What if the transition to the cloud does not increase your profits?
The biggest fallacy of nowadays world is the so-called Productivity paradox, which states that the increase in investments in the IT operations does not lead to the growth of productivity.
“But wait!” — you would say. What about the gurus of all types and various presentations on multiple conferences, and endless ads proclaiming, that if you invest heavily in your IT operations you will reap immense benefits? What about the predictions that unless you transition to the cloud tomorrow, implement the latest DevOps practices in a week, integrate the most expensive Machine Learning model for Big Data analytics — unless you invest heavily in your IT department, your business is doomed to lose the competitive race? They are true if one understands them in full.
There is one crucial point of immense importance — the dependency between the investment in the IT operations and your business productivity is indirect.
This is the vital reason why these IT experts talk about Return on Investment or a decrease in Total Cost of Ownership instead of increasing your revenues. Because the technology works this way.
IT investments are about savings, not about profits or productivity
The natural desire of every entrepreneur is to increase the productivity and profitability of their business. If you add more production capacities, you can provide more produce in a unit of time, if you hire more men, you get more done, etc. This is not the case for IT technology, however.
You cannot reach your target audience without being present on the web nowadays. Your products or services use some IT systems to perform their functions. Your billing, R&D, internal learning, compliance and other records must be stored somewhere. We doubt you live in 1960-es and store your data in paper folders in cardboard boxes on the cabinet shelves.
Therefore, you use some IT infrastructure for these purposes, some computers and servers, network equipment and Internet uplink. This means the CAPEX and OPEX — and these tend to only grow with years, as the hardware has to be modernized regularly. The worst thing is, that you cannot ensure earning more by spending more on your IT tech, and it was proved with multipleand conducted throughout the span of over 40 years.
But what good does transition to the cloud make then? The cloud resources are unlimited by default. There cannot be a business task too resource-consuming to overload the cloud computing capacities of AWS, GCP or Azure (or business would run out of money undertrying to do this). These Big Three cloud service providers constantly compete to provide better, more cost-efficient, personalized and performant services. Do you understand what it results in? Cloud computing services become constantly cheaper over time, as more and more customers begin using them.

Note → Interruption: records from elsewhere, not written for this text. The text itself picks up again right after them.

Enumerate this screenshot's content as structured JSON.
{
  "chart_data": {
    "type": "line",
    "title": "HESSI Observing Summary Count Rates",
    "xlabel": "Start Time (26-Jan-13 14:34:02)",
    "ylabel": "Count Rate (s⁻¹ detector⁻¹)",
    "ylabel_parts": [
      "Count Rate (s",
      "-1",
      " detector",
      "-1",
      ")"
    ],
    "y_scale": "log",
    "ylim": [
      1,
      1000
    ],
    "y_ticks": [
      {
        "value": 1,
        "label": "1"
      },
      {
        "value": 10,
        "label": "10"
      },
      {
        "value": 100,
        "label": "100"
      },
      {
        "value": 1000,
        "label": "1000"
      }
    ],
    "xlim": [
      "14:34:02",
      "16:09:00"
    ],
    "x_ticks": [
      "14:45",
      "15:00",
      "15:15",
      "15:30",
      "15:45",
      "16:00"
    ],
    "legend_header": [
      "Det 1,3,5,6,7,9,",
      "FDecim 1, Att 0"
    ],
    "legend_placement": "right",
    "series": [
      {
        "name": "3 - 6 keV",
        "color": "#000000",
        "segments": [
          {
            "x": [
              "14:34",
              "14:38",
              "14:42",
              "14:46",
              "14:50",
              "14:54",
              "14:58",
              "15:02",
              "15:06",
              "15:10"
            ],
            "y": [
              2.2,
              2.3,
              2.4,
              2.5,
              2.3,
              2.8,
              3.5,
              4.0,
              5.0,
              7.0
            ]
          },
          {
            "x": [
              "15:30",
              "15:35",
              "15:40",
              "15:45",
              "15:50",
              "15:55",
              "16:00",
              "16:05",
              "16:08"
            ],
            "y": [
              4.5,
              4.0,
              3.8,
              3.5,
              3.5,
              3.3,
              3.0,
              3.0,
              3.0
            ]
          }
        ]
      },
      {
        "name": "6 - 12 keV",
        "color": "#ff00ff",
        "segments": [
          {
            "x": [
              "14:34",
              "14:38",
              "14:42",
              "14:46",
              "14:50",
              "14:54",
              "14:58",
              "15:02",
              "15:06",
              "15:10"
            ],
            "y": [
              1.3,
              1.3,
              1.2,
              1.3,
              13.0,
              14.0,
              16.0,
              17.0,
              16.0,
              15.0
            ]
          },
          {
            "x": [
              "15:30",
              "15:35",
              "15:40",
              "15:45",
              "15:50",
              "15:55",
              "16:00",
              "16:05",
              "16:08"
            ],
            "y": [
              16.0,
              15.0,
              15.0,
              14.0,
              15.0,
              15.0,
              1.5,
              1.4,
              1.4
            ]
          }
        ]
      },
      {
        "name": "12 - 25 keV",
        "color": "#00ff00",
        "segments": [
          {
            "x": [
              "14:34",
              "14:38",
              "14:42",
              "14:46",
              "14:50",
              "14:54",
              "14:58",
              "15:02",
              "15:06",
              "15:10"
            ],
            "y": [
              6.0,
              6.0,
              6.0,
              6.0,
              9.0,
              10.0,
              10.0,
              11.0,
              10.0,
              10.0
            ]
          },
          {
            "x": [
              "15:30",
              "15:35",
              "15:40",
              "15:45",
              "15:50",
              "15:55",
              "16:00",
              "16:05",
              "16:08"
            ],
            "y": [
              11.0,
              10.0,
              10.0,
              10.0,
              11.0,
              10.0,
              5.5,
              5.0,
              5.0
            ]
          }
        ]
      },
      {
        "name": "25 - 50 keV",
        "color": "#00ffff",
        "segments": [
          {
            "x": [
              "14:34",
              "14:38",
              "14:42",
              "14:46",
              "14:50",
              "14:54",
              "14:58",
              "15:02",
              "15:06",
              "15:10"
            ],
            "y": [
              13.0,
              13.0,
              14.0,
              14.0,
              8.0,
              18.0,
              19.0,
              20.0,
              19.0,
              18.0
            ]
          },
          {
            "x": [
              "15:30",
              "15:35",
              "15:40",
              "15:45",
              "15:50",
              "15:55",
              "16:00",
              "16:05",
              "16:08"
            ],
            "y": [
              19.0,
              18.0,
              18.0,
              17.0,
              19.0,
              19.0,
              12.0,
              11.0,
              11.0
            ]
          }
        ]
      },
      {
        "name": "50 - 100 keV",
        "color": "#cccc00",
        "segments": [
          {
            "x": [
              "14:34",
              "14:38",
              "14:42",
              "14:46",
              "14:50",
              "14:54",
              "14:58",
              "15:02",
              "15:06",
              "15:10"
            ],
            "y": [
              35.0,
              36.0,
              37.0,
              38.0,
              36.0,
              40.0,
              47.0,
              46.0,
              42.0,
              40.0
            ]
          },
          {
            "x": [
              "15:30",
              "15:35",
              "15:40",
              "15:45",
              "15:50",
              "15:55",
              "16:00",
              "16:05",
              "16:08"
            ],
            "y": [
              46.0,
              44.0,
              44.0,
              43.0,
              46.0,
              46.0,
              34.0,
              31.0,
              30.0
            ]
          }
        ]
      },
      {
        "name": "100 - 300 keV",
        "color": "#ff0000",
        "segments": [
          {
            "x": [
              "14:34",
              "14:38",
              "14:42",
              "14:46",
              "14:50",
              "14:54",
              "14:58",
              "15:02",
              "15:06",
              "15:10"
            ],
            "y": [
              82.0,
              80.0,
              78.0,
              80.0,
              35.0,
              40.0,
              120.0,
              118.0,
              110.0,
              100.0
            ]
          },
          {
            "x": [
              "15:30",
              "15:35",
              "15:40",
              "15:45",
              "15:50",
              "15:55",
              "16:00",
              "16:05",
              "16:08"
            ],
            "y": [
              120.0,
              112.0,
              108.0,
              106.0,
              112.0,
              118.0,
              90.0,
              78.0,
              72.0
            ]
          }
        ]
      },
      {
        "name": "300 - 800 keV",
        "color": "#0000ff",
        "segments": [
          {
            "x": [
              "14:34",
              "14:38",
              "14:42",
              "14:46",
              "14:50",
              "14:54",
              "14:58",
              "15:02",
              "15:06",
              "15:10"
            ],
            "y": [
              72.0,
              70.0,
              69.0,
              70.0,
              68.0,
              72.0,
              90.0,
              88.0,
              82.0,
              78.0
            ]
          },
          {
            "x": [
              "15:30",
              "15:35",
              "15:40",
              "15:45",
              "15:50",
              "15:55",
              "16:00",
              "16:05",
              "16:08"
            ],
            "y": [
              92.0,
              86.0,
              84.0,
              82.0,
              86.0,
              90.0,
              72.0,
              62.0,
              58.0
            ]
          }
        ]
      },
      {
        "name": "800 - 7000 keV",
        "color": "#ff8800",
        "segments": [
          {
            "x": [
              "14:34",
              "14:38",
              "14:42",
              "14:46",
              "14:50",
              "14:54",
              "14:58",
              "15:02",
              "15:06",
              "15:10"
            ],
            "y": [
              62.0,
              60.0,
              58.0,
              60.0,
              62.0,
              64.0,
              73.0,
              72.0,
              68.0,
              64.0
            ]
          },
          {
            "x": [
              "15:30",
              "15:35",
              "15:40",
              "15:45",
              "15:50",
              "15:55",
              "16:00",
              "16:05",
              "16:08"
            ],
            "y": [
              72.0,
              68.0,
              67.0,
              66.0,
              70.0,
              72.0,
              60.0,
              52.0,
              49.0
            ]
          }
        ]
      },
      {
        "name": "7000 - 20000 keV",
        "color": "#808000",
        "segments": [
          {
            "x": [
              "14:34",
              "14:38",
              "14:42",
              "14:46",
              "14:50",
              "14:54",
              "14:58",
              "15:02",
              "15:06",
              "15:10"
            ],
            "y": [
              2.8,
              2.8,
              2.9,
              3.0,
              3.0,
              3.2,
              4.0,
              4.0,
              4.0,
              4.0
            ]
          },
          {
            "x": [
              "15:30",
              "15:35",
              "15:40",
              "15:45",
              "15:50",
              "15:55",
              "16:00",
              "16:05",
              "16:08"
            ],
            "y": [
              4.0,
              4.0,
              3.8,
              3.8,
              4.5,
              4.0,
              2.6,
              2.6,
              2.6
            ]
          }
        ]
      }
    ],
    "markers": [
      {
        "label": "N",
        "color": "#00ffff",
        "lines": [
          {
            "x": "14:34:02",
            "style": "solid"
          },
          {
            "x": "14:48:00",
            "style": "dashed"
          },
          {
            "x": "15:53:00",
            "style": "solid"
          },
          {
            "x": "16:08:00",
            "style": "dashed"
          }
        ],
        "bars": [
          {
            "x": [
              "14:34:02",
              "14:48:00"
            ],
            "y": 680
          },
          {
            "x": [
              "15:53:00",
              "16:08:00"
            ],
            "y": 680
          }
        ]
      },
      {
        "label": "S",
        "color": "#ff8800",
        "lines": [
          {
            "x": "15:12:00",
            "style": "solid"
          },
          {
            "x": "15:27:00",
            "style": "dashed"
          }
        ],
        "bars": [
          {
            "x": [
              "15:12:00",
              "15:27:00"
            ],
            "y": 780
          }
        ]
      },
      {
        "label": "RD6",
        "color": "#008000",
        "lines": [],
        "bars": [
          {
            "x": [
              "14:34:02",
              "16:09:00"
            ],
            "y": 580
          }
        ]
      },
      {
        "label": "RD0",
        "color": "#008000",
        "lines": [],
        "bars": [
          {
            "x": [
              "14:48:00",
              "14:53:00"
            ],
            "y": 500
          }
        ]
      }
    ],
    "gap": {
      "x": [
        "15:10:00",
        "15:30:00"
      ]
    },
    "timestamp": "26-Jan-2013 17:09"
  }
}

Thus said, there is no CAPEX during the cloud migration, and OPEX decreases with time. To say more, the level of automation in the cloud is so high, that the ratio between the admins and the customers is 1:10,000. Thus said, a business can safely leave just one DevOps engineer to manage their AWS, Azure or Google Cloud account — and drop all the hardware maintenance and software licensing expenses for good, leaving just the workstations and the minimum of network and uplink equipment on-site.
The cloud providers go even further: they can manage your servers for you with AWS Fargate and EKS or Azure AKS — or even provide the fully serverless computing with AWS Lambda, Azure Functions, and Google Functions if that suits the needs of your business (though this cannot replace standard cloud infrastructure in full). This means the businesses can run smoothly in the cloud without ever looking under the hood. And it would cost them cheaper than maintaining the server farm to run their IT operations and keeping an IT department to maintain that farm.
Conclusions: the cloud is not about increasing the profits, but about minimizing the expenses
There are other obvious cloud computing benefits like built-in security, scalability, automatic load balancing, and cost-efficiency due to the PAYG billing. The main benefit of the cloud, however, is that it allows moving all your business operations off the premises and cut the expenses on EVERYTHING. All the aforementioned buzzwords like DevOps, Big Data Analytics, Machine Learning, etc. are just more steps to reduce your expenses even more, as your business grows.
Applying them means you can deliver the product updates faster or the services more reliably (DevOps), visualize hidden patterns within your data (Big Data analytics) and predict outcomes of various decisions based on historical data (Machine Learning). While these outcomes can be very positive and can lead to greater profits indirectly, they directly lead to minimizing the potential risks and losses. This is why all the DevOps and cloud speakers talk about reducing the TCO and increasing the ROI, not about increasing the actual profits.
This is why the transition to the cloud is not about increasing your profits, but about minimizing your expenses and risks. Isn’t this what every business needs?